Description of problem: ====================== On attaching a new node to the cluster while snapshot create was in progress , one of the snapshots failed with "glusterd quorum not met" Version-Release number of selected component (if applicable): =========================================================== glusterfs 3.6.0.20 built on Jun 19 2014 How reproducible: ================ 1/1 Steps to Reproduce: =================== I got the following error message while attaching a new node to the cluster while snapshot create was in progress snapshot create: success: Snap snap4 created successfully snapshot create: failed: glusterds are not in quorum Snapshot command failed snapshot create: success: Snap snap6 created successfully All glusterds were up and running on the nodes , but still we get the message that glusterd quorum is not met. ----------------Part of log--------------------- name:snapshot15.lab.eng.blr.redhat.com [2014-06-23 06:03:31.887252] I [glusterd-handler.c:2522:__glusterd_handle_friend_update] 0-: Received uuid: 7e97d0f0-8ae9-40eb-b822-952cc5a8dc46, host name:10.70.44.54 [2014-06-23 06:03:32.166226] W [glusterd-utils.c:12909:glusterd_snap_quorum_check_for_create] 0-management: glusterds are not in quorum [2014-06-23 06:03:32.166352] W [glusterd-utils.c:13058:glusterd_snap_quorum_check] 0-management: Quorum checkfailed during snapshot create command [2014-06-23 06:03:32.166374] W [glusterd-mgmt.c:1846:glusterd_mgmt_v3_initiate_snap_phases] 0-management: quorum check failed [2014-06-23 06:03:32.166416] W [glusterd-snapshot.c:7012:glusterd_snapshot_postvalidate] 0-management: Snapshot create post-validation failed [2014-06-23 06:03:32.166433] W [glusterd-mgmt.c:248:gd_mgmt_v3_post_validate_fn] 0-management: postvalidate operation failed [2014-06-23 06:03:32.166451] E [glusterd-mgmt.c:1335:glusterd_mgmt_v3_post_validate] 0-management: Post Validation failed for operation Snapshot on local node [2014-06-23 06:03:32.166467] E [glusterd-mgmt.c:1944:glusterd_mgmt_v3_initiate_snap_phases] 0-management: Post Validation Failed [2014-06-23 06:03:33.972792] I [glusterd-handshake.c:1014:__glusterd_mgmt_hndsk_versions_ack] 0-management: using the op-version 30000 Actual results: ============== snapshot create fails with "glusterd quorum not met" error message Expected results: ================= Snapshot create should not fail with "glusterd quorum not met" error message, when all glusterd was up and running on all nodes. Additional info:
sosreports : http://rhsqe-repo.lab.eng.blr.redhat.com/bugs_necessary_info/snapshots/1104478/
1) Couldn't reproduce the issue by issuing snapshot create and peer probe from the same host simultaneously 2) But was able to reproduce the issue by issuing snapshot create and peer probe from different host simultaneously. 3) The cause for this issue is , During any snapshot operation the glusterd quorum is checked for total peer list of the node. This is not necessary as glusterd quorum should be check for the list of nodes that where chosen for this operation. In glusterd_mgmt_v3_initiate_snap_phases(), As a preparation, before the 3 phases(pre-validate,commit and post-validate), a transaction list is prepared in this->private->xaction_peers. This list of peers will be participating in the operation, through-out the 3 phases. During a operation, the glusterd quorum should be checked only for these peers, as the checking of the quorum is w.r.t this current operation. 4) Fix: During a snapshot operation, glusterd quorum will be checked only for the transaction peers list.

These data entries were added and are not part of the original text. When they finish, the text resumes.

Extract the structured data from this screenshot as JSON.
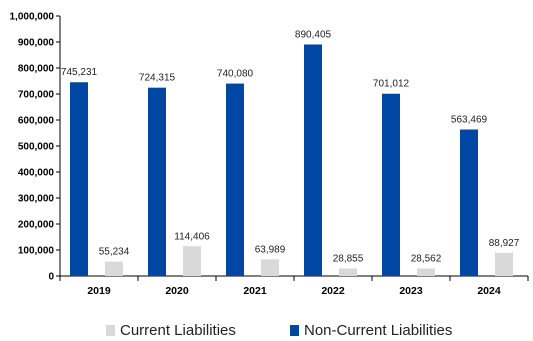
{
  "chart_data": {
    "type": "bar",
    "categories": [
      "2019",
      "2020",
      "2021",
      "2022",
      "2023",
      "2024"
    ],
    "series": [
      {
        "name": "Non-Current Liabilities",
        "color": "#0047A3",
        "values": [
          745231,
          724315,
          740080,
          890405,
          701012,
          563469
        ],
        "labels": [
          "745,231",
          "724,315",
          "740,080",
          "890,405",
          "701,012",
          "563,469"
        ]
      },
      {
        "name": "Current Liabilities",
        "color": "#D9D9D9",
        "values": [
          55234,
          114406,
          63989,
          28855,
          28562,
          88927
        ],
        "labels": [
          "55,234",
          "114,406",
          "63,989",
          "28,855",
          "28,562",
          "88,927"
        ]
      }
    ],
    "yticks": [
      "0",
      "100,000",
      "200,000",
      "300,000",
      "400,000",
      "500,000",
      "600,000",
      "700,000",
      "800,000",
      "900,000",
      "1,000,000"
    ],
    "ylim": [
      0,
      1000000
    ],
    "title": "",
    "xlabel": "",
    "ylabel": "",
    "grid": false,
    "legend_position": "bottom"
  },
  "legend": {
    "current_label": "Current Liabilities",
    "noncurrent_label": "Non-Current Liabilities"
  }
}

Fix submitted upstream: REVIEW: http://review.gluster.org/8200 (glusterd/snapshot: fixing glusterd quorum during snap operation) posted (#1) for review on master by Joseph Fernandes (josferna)
Not targeting for 3.1
Doc text is edited. Please sign off to be included in Known Issues.
Doc text looks good. Verified.
Not targetting for 3.1.1
This Bug is not fixed with the submitted patch and it requires design changes in glusterd. Hence moving this back to New.
Current Glusterd architecture does not support implementation of this feature. Therefore this feature request is deferred till Gluterd 2.0.